Muitos sites, como Random Precision ou Devaneios Desintéricos, para além de serem anti-clericais, defendem um elitismo bacoco e quase xenófobo dando uso a um tipo propaganda que quer fazer passar o ateu como o ser esclarecido, científico, lógico, quase uma raça à parte e mais evoluída por oposição ao homo religiosus que é por sua vez um ser baixo na escala de evolução que não se consegue livrar dos mitos dos antepassados e das suas mentiras e por isso só pode ser alvo de chacota. A imagem de Deus, muitas vezes apresentada nestes blogs, é de um Deus mau, tirano e ainda para mais criado para oprimir e explorar as classes mais pobres e menos instruídas.

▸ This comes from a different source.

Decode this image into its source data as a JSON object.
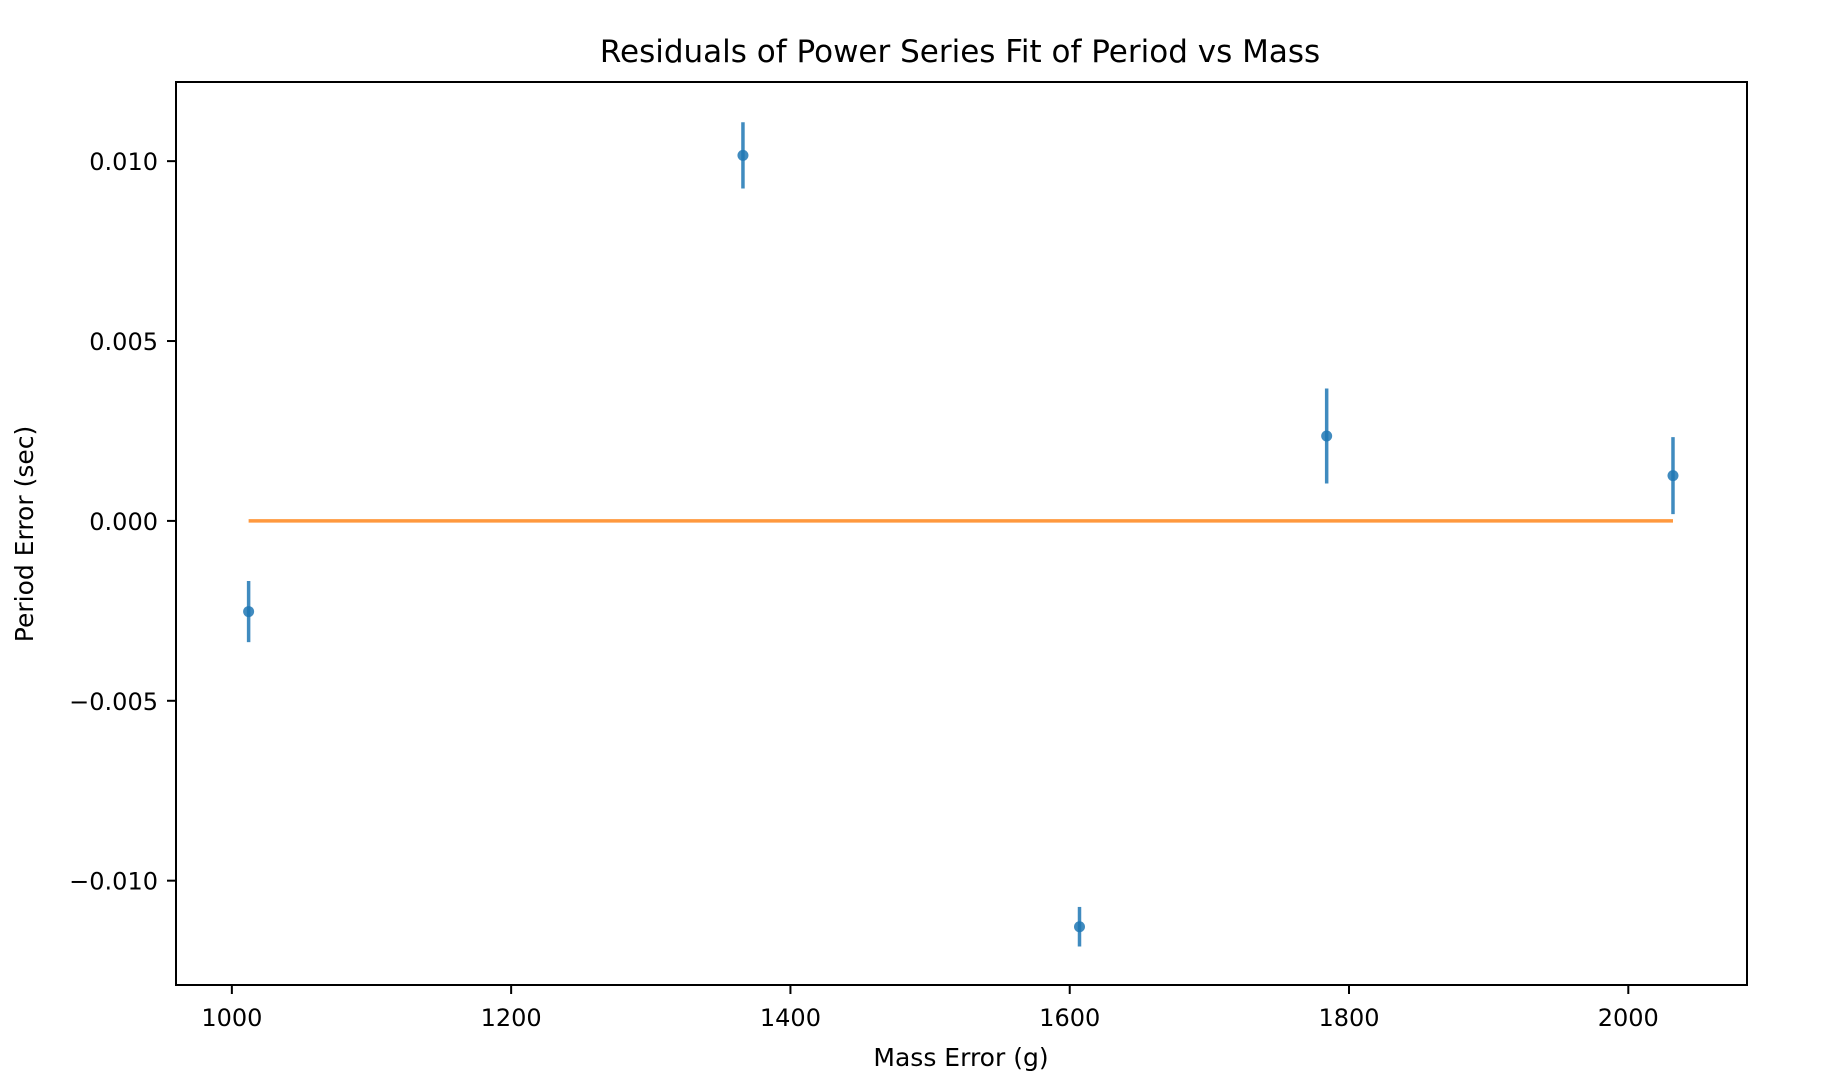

Claro que um dos alvos favoritos é a Igreja Católica, a que muitos destes blogs tratam carinhosamente por "ICAR".

Mas agora vem o mais incrível. É que as críticas apresentadas, quando não meros insultos, visam uma Igreja que cada vez menos existe e a existir também eu só contra ela.

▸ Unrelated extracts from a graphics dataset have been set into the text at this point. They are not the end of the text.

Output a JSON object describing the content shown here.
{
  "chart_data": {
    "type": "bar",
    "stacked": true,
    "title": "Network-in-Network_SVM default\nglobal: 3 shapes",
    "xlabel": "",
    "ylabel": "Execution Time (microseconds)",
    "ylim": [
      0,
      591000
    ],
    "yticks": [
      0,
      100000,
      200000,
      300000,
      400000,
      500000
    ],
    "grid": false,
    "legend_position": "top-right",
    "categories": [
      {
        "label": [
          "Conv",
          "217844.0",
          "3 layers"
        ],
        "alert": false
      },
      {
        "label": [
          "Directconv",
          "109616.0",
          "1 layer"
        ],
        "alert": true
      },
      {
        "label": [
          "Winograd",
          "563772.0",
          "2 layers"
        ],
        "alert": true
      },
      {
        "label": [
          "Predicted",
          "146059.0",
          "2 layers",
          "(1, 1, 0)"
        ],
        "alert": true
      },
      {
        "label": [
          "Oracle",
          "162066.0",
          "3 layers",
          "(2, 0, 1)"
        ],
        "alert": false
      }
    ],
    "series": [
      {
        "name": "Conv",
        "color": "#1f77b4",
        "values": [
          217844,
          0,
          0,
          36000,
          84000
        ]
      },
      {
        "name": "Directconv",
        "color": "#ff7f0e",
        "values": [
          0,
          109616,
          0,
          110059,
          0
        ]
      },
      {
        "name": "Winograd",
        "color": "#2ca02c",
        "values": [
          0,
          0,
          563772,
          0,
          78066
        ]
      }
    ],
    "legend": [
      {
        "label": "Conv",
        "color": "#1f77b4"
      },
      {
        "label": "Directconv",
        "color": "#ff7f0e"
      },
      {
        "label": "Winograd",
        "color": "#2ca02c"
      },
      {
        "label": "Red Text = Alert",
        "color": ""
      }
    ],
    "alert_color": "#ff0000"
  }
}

Numa ira destruidora que nem o verde Hulk, a "ICAR" é pintada como uma hierarquia sexualmente reprimida, pedófila, que propaga uma ideologia criada pelo homem para oprimir o outro em especial os de outra raça, credo, género ou orientação sexual; que se baseia num livro que está cheio de contradições e com um conjunto de fieis que merecem apenas pena por incapacidade de se libertarem e pensarem por si próprios.

É óbvio que para estes dogmáticos ateus, qualquer tentativa de evolução é vista como uma luta pela sobrevivência e que apesar do caminho percorrido com o Concílio Vaticano II, o alvo católico continua parado no pós Trento.

É pena que assim seja, porque para a construção de uma sociedade melhor é necessário o diálogo entre todas as forças sociais. É claro que existem ateus esclarecidos, que não acreditando, aceitam que outros possam ter uma fé, seja ela qual for e não alguém que à força do mau gosto e do insulto se quer fazer passar por inteligente só porque os outros são, na sua opinião, inferiores a ele.

Num estado laico e democrático e que se quer plural, o respeito pelas minorias é um dever mas será que não se deve respeitar também a fé de cada um?

Enquanto crente e em especial sendo cristão, que se deve e pode fazer?